DEĞİŞEN DİL VE İNSAN
Kitabımı az insanlar ve az yıllar için yazıyorum. Uzun ömürlü olabilmesi için daha sağlam bir dille yazılması gerekirdi. Bizim dilimizin bugüne kadarki sürekli değişmelerine bakılınca, elli yıl sonra şimdiki halinde kalacağını kim umabilir? Her gün elimizden kayıp gidiyor benim yaşadığım yıllar içinde yarı yarıya değişti. Şimdi artık olgunlaştı diyoruz; her çağ kendi dili için öyle der. Hep böyle kaçıp değiştiği sürece ben dilimizin bugünkü halinde kalmasını özlemem.
İyi ve yararlı yazılar onu kendilerine bağlayabilirse bağlar, göreceği rağbet de devletimizin kaderine göre değişir. Onun için kitabıma hiç çekinmeden kişisel birçok yazılar koyuyorum. Bunlar bugün yaşayan insanların işine yaramakla kalır ve orta anlayıştan öte özel bilgileri olan kimi insanları ilgilendirir.

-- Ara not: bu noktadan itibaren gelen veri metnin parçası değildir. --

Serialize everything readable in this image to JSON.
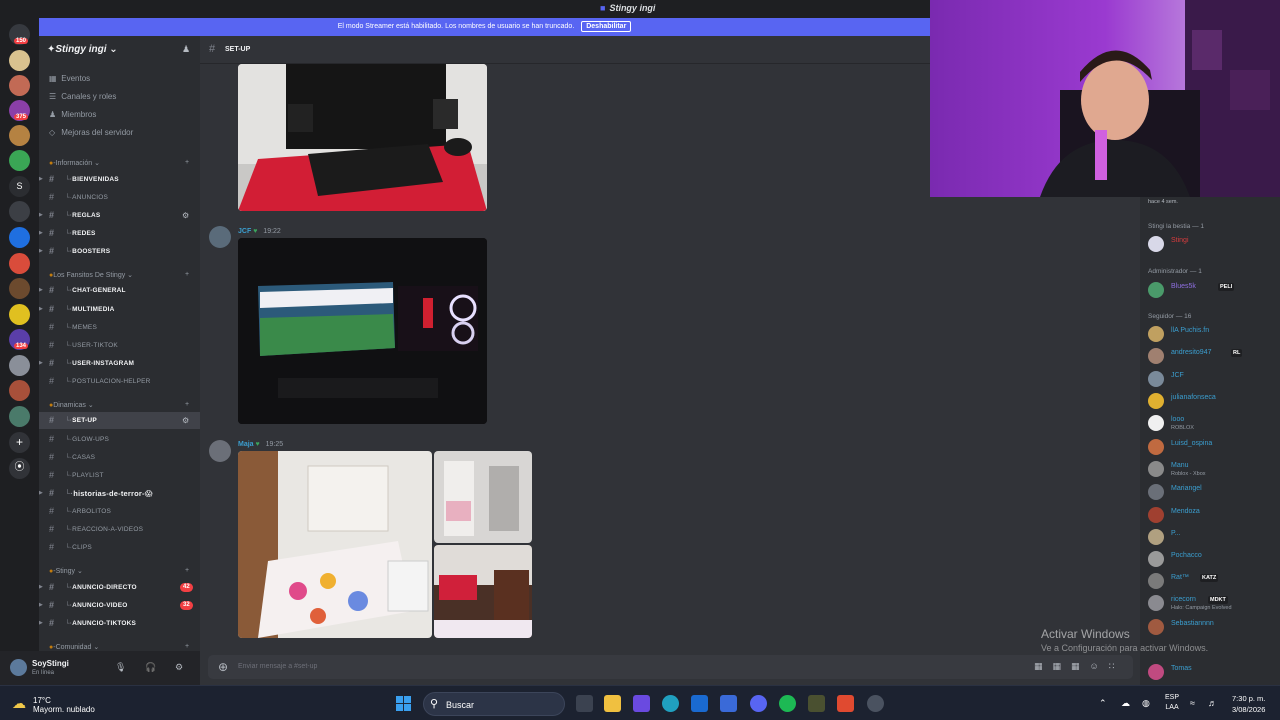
{
  "window": {
    "title": "Stingy ingi"
  },
  "banner": {
    "text": "El modo Streamer está habilitado. Los nombres de usuario se han truncado.",
    "button": "Deshabilitar"
  },
  "rail": {
    "badges": [
      "150",
      "375",
      "134"
    ],
    "letter": "S"
  },
  "sidebar": {
    "guild": "Stingy ingi",
    "top_items": [
      {
        "label": "Eventos",
        "icon": "calendar-icon"
      },
      {
        "label": "Canales y roles",
        "icon": "channels-icon"
      },
      {
        "label": "Miembros",
        "icon": "members-icon"
      },
      {
        "label": "Mejoras del servidor",
        "icon": "boost-icon"
      }
    ],
    "categories": [
      "-Información",
      "Los Fansitos De Stingy",
      "Dinamicas",
      "-Stingy",
      "-Comunidad"
    ],
    "channels": [
      {
        "name": "bienvenidas"
      },
      {
        "name": "anuncios"
      },
      {
        "name": "reglas"
      },
      {
        "name": "redes"
      },
      {
        "name": "boosters"
      },
      {
        "name": "chat-general"
      },
      {
        "name": "multimedia"
      },
      {
        "name": "memes"
      },
      {
        "name": "user-tiktok"
      },
      {
        "name": "user-instagram"
      },
      {
        "name": "postulacion-helper"
      },
      {
        "name": "set-up"
      },
      {
        "name": "glow-ups"
      },
      {
        "name": "casas"
      },
      {
        "name": "playlist"
      },
      {
        "name": "historias-de-terror-😱"
      },
      {
        "name": "arbolitos"
      },
      {
        "name": "reaccion-a-videos"
      },
      {
        "name": "clips"
      },
      {
        "name": "anuncio-directo",
        "mentions": "42"
      },
      {
        "name": "anuncio-video",
        "mentions": "32"
      },
      {
        "name": "anuncio-tiktoks"
      }
    ]
  },
  "user": {
    "name": "SoyStingi",
    "status": "En línea"
  },
  "header": {
    "channel": "set-up"
  },
  "messages": [
    {
      "author": "JCF",
      "time": "19:22"
    },
    {
      "author": "Maja",
      "time": "19:25"
    }
  ],
  "composer": {
    "placeholder": "Enviar mensaje a #",
    "channel": "set-up"
  },
  "members": {
    "top_note": "hace 4 sem.",
    "groups": [
      {
        "label": "Stingi la bestia — 1"
      },
      {
        "label": "Administrador — 1"
      },
      {
        "label": "Seguidor — 16"
      }
    ],
    "list": [
      {
        "name": "Stingi",
        "color": "red"
      },
      {
        "name": "Blues5k",
        "tag": "PELI",
        "color": "purple"
      },
      {
        "name": "llA Puchis.fn"
      },
      {
        "name": "andresito947",
        "tag": "RL"
      },
      {
        "name": "JCF"
      },
      {
        "name": "julianafonseca"
      },
      {
        "name": "looo",
        "sub": "ROBLOX"
      },
      {
        "name": "Luisd_ospina"
      },
      {
        "name": "Manu",
        "sub": "Roblox - Xbox"
      },
      {
        "name": "Mariangel"
      },
      {
        "name": "Mendoza"
      },
      {
        "name": "P..."
      },
      {
        "name": "Pochacco"
      },
      {
        "name": "Rat™",
        "tag": "KATZ"
      },
      {
        "name": "ricecorn",
        "tag": "MDKT",
        "sub": "Halo: Campaign Evolved"
      },
      {
        "name": "Sebastiannnn"
      },
      {
        "name": "Tomas"
      }
    ]
  },
  "watermark": {
    "line1": "Activar Windows",
    "line2": "Ve a Configuración para activar Windows."
  },
  "taskbar": {
    "temp": "17°C",
    "weather": "Mayorm. nublado",
    "search": "Buscar",
    "lang1": "ESP",
    "lang2": "LAA",
    "time": "7:30 p. m.",
    "date": "3/08/2026"
  },
  "colors": {
    "accent": "#5865f2",
    "link": "#3b9ecf",
    "mention": "#f23f43"
  }
}
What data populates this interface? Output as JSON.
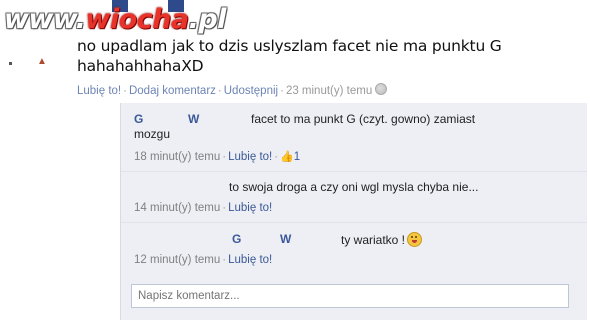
{
  "watermark": {
    "prefix": "www.",
    "accent": "wiocha",
    "suffix": ".pl"
  },
  "post": {
    "line1": "no upadlam jak to dzis uslyszlam facet nie ma punktu G",
    "line2": "hahahahhahaXD",
    "like_label": "Lubię to!",
    "comment_label": "Dodaj komentarz",
    "share_label": "Udostępnij",
    "time": "23 minut(y) temu"
  },
  "comments": [
    {
      "name_first": "G",
      "name_last": "W",
      "text_line1": "facet to ma punkt G (czyt. gowno) zamiast",
      "text_line2": "mozgu",
      "time": "18 minut(y) temu",
      "like_label": "Lubię to!",
      "like_count": "1"
    },
    {
      "text": "to swoja droga a czy oni wgl mysla chyba nie...",
      "time": "14 minut(y) temu",
      "like_label": "Lubię to!"
    },
    {
      "name_first": "G",
      "name_last": "W",
      "text": "ty wariatko !",
      "time": "12 minut(y) temu",
      "like_label": "Lubię to!"
    }
  ],
  "input": {
    "placeholder": "Napisz komentarz..."
  }
}
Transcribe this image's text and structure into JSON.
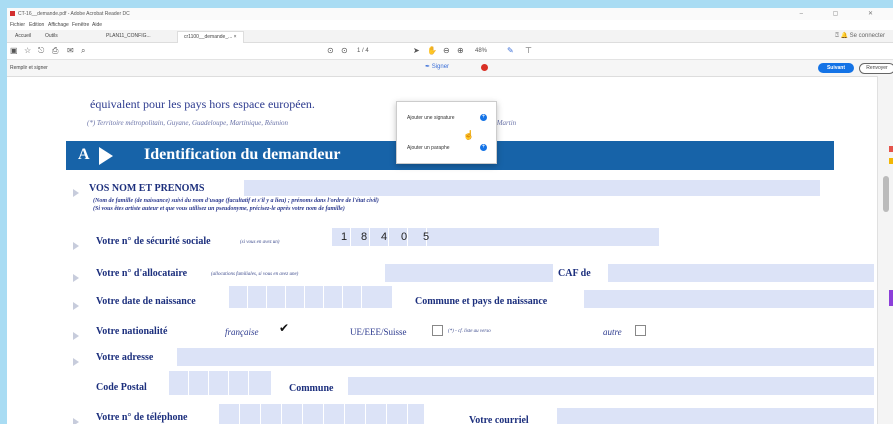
{
  "window": {
    "title": "CT-16__demande.pdf - Adobe Acrobat Reader DC",
    "controls": "–  ▢  ✕"
  },
  "menu": [
    "Fichier",
    "Edition",
    "Affichage",
    "Fenêtre",
    "Aide"
  ],
  "tabs": {
    "home": "Accueil",
    "tools": "Outils",
    "tab1": "PLAN11_CONFIG...",
    "tab2": "cr1100__demande_...  ×",
    "right": "⍰  🔔   Se connecter"
  },
  "toolbar": {
    "page": "1 / 4",
    "zoom": "48%"
  },
  "signbar": {
    "label": "Remplir et signer",
    "sign_tool": "Signer",
    "send_button": "Suivant",
    "next_button": "Renvoyer"
  },
  "popup": {
    "add_signature": "Ajouter une signature",
    "add_initials": "Ajouter un paraphe"
  },
  "document": {
    "intro": "équivalent pour les pays hors espace européen.",
    "note": "(*) Territoire métropolitain, Guyane, Guadeloupe, Martinique, Réunion",
    "note_end": "Saint-Martin",
    "section_letter": "A",
    "section_title": "Identification du demandeur",
    "name_label": "VOS NOM ET PRENOMS",
    "name_help1": "(Nom de famille (de naissance) suivi du nom d'usage (facultatif et s'il y a lieu) ; prénoms dans l'ordre de l'état civil)",
    "name_help2": "(Si vous êtes artiste auteur et que vous utilisez un pseudonyme, précisez-le après votre nom de famille)",
    "ss_label": "Votre n° de sécurité sociale",
    "ss_hint": "(si vous en avez un)",
    "ss_digits": [
      "1",
      "8",
      "4",
      "0",
      "5"
    ],
    "alloc_label": "Votre n° d'allocataire",
    "alloc_hint": "(allocations familiales, si vous en avez une)",
    "caf_label": "CAF de",
    "birth_label": "Votre date de naissance",
    "commune_birth_label": "Commune et pays de naissance",
    "nationality_label": "Votre nationalité",
    "nat_fr": "française",
    "nat_eu": "UE/EEE/Suisse",
    "nat_eu_hint": "(*) - cf. liste au verso",
    "nat_other": "autre",
    "address_label": "Votre adresse",
    "postal_label": "Code Postal",
    "commune_label": "Commune",
    "phone_label": "Votre n° de téléphone",
    "email_label": "Votre courriel"
  },
  "colors": {
    "section_blue": "#1763a8",
    "field_blue": "#dce3f7",
    "primary_button": "#1473e6"
  }
}
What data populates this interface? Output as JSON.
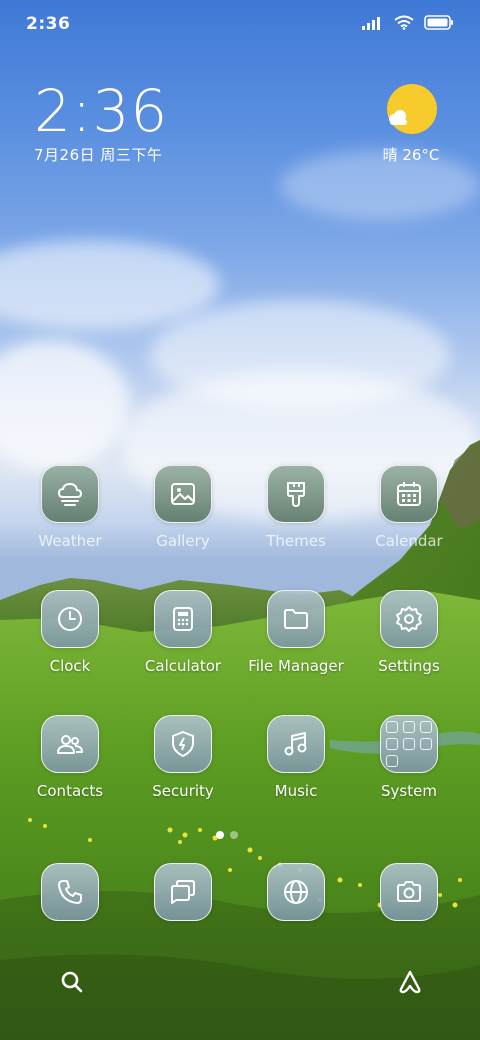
{
  "status_bar": {
    "time": "2:36"
  },
  "clock_widget": {
    "time": "2:36",
    "date": "7月26日 周三下午"
  },
  "weather_widget": {
    "condition_temp": "晴 26°C",
    "icon": "sun-cloud-icon"
  },
  "apps": [
    {
      "label": "Weather",
      "icon": "weather-cloud-icon"
    },
    {
      "label": "Gallery",
      "icon": "gallery-icon"
    },
    {
      "label": "Themes",
      "icon": "themes-brush-icon"
    },
    {
      "label": "Calendar",
      "icon": "calendar-icon"
    },
    {
      "label": "Clock",
      "icon": "clock-icon"
    },
    {
      "label": "Calculator",
      "icon": "calculator-icon"
    },
    {
      "label": "File Manager",
      "icon": "folder-icon"
    },
    {
      "label": "Settings",
      "icon": "gear-icon"
    },
    {
      "label": "Contacts",
      "icon": "contacts-icon"
    },
    {
      "label": "Security",
      "icon": "shield-icon"
    },
    {
      "label": "Music",
      "icon": "music-note-icon"
    },
    {
      "label": "System",
      "icon": "folder-grid-icon"
    }
  ],
  "dock": [
    {
      "name": "phone",
      "icon": "phone-icon"
    },
    {
      "name": "messages",
      "icon": "message-icon"
    },
    {
      "name": "browser",
      "icon": "globe-icon"
    },
    {
      "name": "camera",
      "icon": "camera-icon"
    }
  ],
  "page_indicator": {
    "pages": 2,
    "current": 1
  },
  "bottom_bar": {
    "search_icon": "search-icon",
    "assistant_icon": "assistant-icon"
  },
  "colors": {
    "sun": "#f7cb2c",
    "dot_active": "#ffffff",
    "dot_inactive": "rgba(255,255,255,0.45)"
  }
}
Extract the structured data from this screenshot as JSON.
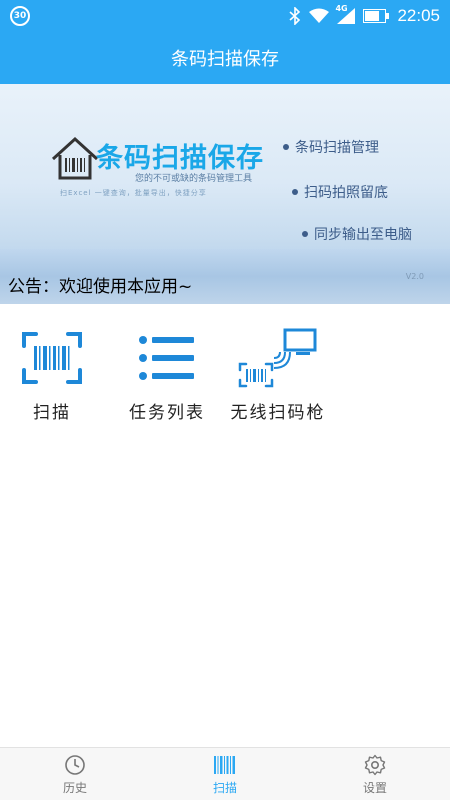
{
  "status_bar": {
    "badge": "30",
    "network": "4G",
    "time": "22:05"
  },
  "header": {
    "title": "条码扫描保存"
  },
  "banner": {
    "title": "条码扫描保存",
    "subtitle": "您的不可或缺的条码管理工具",
    "tagline": "扫Excel 一键查询，批量导出，快捷分享",
    "features": [
      "条码扫描管理",
      "扫码拍照留底",
      "同步输出至电脑"
    ],
    "version": "V2.0"
  },
  "announcement": "公告：欢迎使用本应用~",
  "tools": [
    {
      "label": "扫描",
      "icon": "barcode-scan-icon"
    },
    {
      "label": "任务列表",
      "icon": "list-icon"
    },
    {
      "label": "无线扫码枪",
      "icon": "wireless-scanner-icon"
    }
  ],
  "bottom_nav": [
    {
      "label": "历史",
      "icon": "clock-icon",
      "active": false
    },
    {
      "label": "扫描",
      "icon": "barcode-icon",
      "active": true
    },
    {
      "label": "设置",
      "icon": "gear-icon",
      "active": false
    }
  ],
  "colors": {
    "primary": "#2ba8f3",
    "banner_title": "#1aa7e8"
  }
}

Gördüğüm birçokları gibi benim ardımdan da olur olmaz sözler edilmesini istemiyorum doğrusu: Şöyle düşünürdü, böyle yaşardı; şunu ister, bunu istemezdi; ölürken konuşsa buna şunu der, şuna bunu verirdi; onu benden iyi tanıyan yoktu, gibi. Kitabımda edep kurallarının izin verdiği ölçüde eğilimlerimi, sevgilerimi az çok belirtiyorum; bilmek isteyene sözlü olarak daha da serbestçe ve içtenlikle açıklıyorum duyup düşündüklerimi. Ama bakmasını bilen bu anılarımda her şeyi söylediğimi, gösterdiğimi görür.
Yazıya dökemediğimi parmağımla gösteriyorum burada:
Verum animo satis haec vestigia parva sagaci
Sunt, per quae possis congnossere caetera tute. (Lucretius)
GÖRENLERE KISACIK GÖSTERMELER YETER
ÜST TARAFINI KENDİN BULABİLİRSİN.
İstenecek, aranıp bulunacak hiçbir şey bırakmıyorum kendimden. Sözüm edilecekse, doğru dürüst, gerçeğe uygun edilmesini istiyorum. Övmek için de olsa beni olduğumdan başka türlü göstermek isteyeni yalanlamak için öbür dünyadan seve seve kalkar gelirim.
Yaşayanlardan bile olmadıkları gibi söz edildiğini görmekteyim. Yitirdiğim bir dostumu (La Boetie) var gücümle desteklemeseydim, bin bir türlü suret biçeceklerdi ona.